During wartime, how does a person prove their loyalty to their country? Is it restricted to military service? Or are there other forms of loyalty?
These and other questions of loyalty and patriotism will be discussed at a panel discussion on March 12 featuring the World War II Tule Lake Segregation Center and the novel, “No No Boy” by John Okada.
Panelists will include Roger Daniels, University of Cincinnati professor of history emeritus and pioneer scholar in Japanese American history; Barbara Takei, an independent writer/researcher and board member of the Tule Lake Committee; and award-winning filmmaker and journalist Frank Abe.
Daniels and Takei are working on a history of America’s worst concentration camp and will share some of their research findings.
Abe, who is compiling new research for a book on John Okada, will share his insights into how Okada took the story of the draft resisters and set it against the places where he grew up in postwar Seattle.
The program will take place on March 12 from 2 to 4 p.m. at the Japanese Cultural and Community Center of Washington.
A portion of the program will also be devoted to sharing about the UCLA Asian American Studies Center’s Eji Suyama Endowment, which strives to preserve the history of Japanese American dissent during World War II.
On hand from UCLA will be Professor David K. Yoo, director of the Center, and Professor Lane Hirabayashi, the George and Sakaye Aratani Endowed Chair in Japanese American Incarceration, Redress and Community.

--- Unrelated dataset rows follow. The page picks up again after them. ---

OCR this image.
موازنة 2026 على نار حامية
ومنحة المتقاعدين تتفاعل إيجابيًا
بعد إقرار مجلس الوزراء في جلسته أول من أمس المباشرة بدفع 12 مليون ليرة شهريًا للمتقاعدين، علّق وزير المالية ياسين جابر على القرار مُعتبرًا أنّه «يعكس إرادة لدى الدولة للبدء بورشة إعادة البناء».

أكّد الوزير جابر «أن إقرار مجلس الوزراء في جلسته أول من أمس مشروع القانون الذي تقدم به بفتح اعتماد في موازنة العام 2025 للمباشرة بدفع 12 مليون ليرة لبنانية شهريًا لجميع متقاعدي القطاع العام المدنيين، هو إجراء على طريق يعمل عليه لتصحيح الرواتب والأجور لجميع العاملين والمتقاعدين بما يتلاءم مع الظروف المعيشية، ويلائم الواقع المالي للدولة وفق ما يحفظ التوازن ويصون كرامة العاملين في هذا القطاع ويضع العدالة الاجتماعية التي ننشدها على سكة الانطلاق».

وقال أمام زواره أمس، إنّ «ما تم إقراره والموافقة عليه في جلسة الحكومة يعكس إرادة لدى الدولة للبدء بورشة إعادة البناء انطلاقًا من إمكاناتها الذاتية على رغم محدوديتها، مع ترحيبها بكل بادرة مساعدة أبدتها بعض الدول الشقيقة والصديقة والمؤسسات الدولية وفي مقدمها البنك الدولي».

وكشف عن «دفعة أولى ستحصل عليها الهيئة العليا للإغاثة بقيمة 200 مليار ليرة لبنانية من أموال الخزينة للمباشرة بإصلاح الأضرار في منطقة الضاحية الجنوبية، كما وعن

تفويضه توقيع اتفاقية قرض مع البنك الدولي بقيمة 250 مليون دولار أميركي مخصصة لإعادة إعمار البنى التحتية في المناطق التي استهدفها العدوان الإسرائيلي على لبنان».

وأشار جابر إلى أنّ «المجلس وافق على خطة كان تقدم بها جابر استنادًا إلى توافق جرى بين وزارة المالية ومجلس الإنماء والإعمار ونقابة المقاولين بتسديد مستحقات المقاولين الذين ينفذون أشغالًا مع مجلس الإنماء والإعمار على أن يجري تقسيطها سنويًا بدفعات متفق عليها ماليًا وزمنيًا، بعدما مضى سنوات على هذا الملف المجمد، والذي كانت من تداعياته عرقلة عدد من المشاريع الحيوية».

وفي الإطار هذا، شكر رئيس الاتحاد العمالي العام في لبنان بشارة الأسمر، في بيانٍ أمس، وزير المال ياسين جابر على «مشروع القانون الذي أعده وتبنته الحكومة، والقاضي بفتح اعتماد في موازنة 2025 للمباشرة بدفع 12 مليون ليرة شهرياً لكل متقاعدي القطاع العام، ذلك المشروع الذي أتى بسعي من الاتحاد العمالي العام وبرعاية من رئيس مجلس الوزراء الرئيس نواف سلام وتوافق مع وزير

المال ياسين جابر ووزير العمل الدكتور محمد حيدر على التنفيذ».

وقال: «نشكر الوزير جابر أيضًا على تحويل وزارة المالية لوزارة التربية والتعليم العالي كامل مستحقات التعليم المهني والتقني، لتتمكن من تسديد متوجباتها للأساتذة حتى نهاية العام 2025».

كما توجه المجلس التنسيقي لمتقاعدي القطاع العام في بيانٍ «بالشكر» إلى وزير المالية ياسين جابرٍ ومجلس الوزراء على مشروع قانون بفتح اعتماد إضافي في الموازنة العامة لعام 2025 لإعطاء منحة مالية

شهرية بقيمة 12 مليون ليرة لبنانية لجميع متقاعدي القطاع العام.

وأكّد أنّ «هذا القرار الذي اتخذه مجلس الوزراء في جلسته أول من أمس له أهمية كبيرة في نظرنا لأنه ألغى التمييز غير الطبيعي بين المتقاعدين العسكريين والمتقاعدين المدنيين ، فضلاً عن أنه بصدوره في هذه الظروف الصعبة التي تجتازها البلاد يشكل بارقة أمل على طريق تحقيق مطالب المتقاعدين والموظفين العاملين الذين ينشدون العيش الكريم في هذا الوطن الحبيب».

The program is co-sponsored by the UCLA Asian American Studies Center’s Suyama Endowment and the George and Sakaye Aratani Endowed Chair in Japanese American Incarceration, Redress and Community; Densho: the Japanese American Legacy Project; American Ethnic Studies Department, University of Washington; and the Japanese American Citizens League – Seattle Chapter and Puyallup Valley Chapter.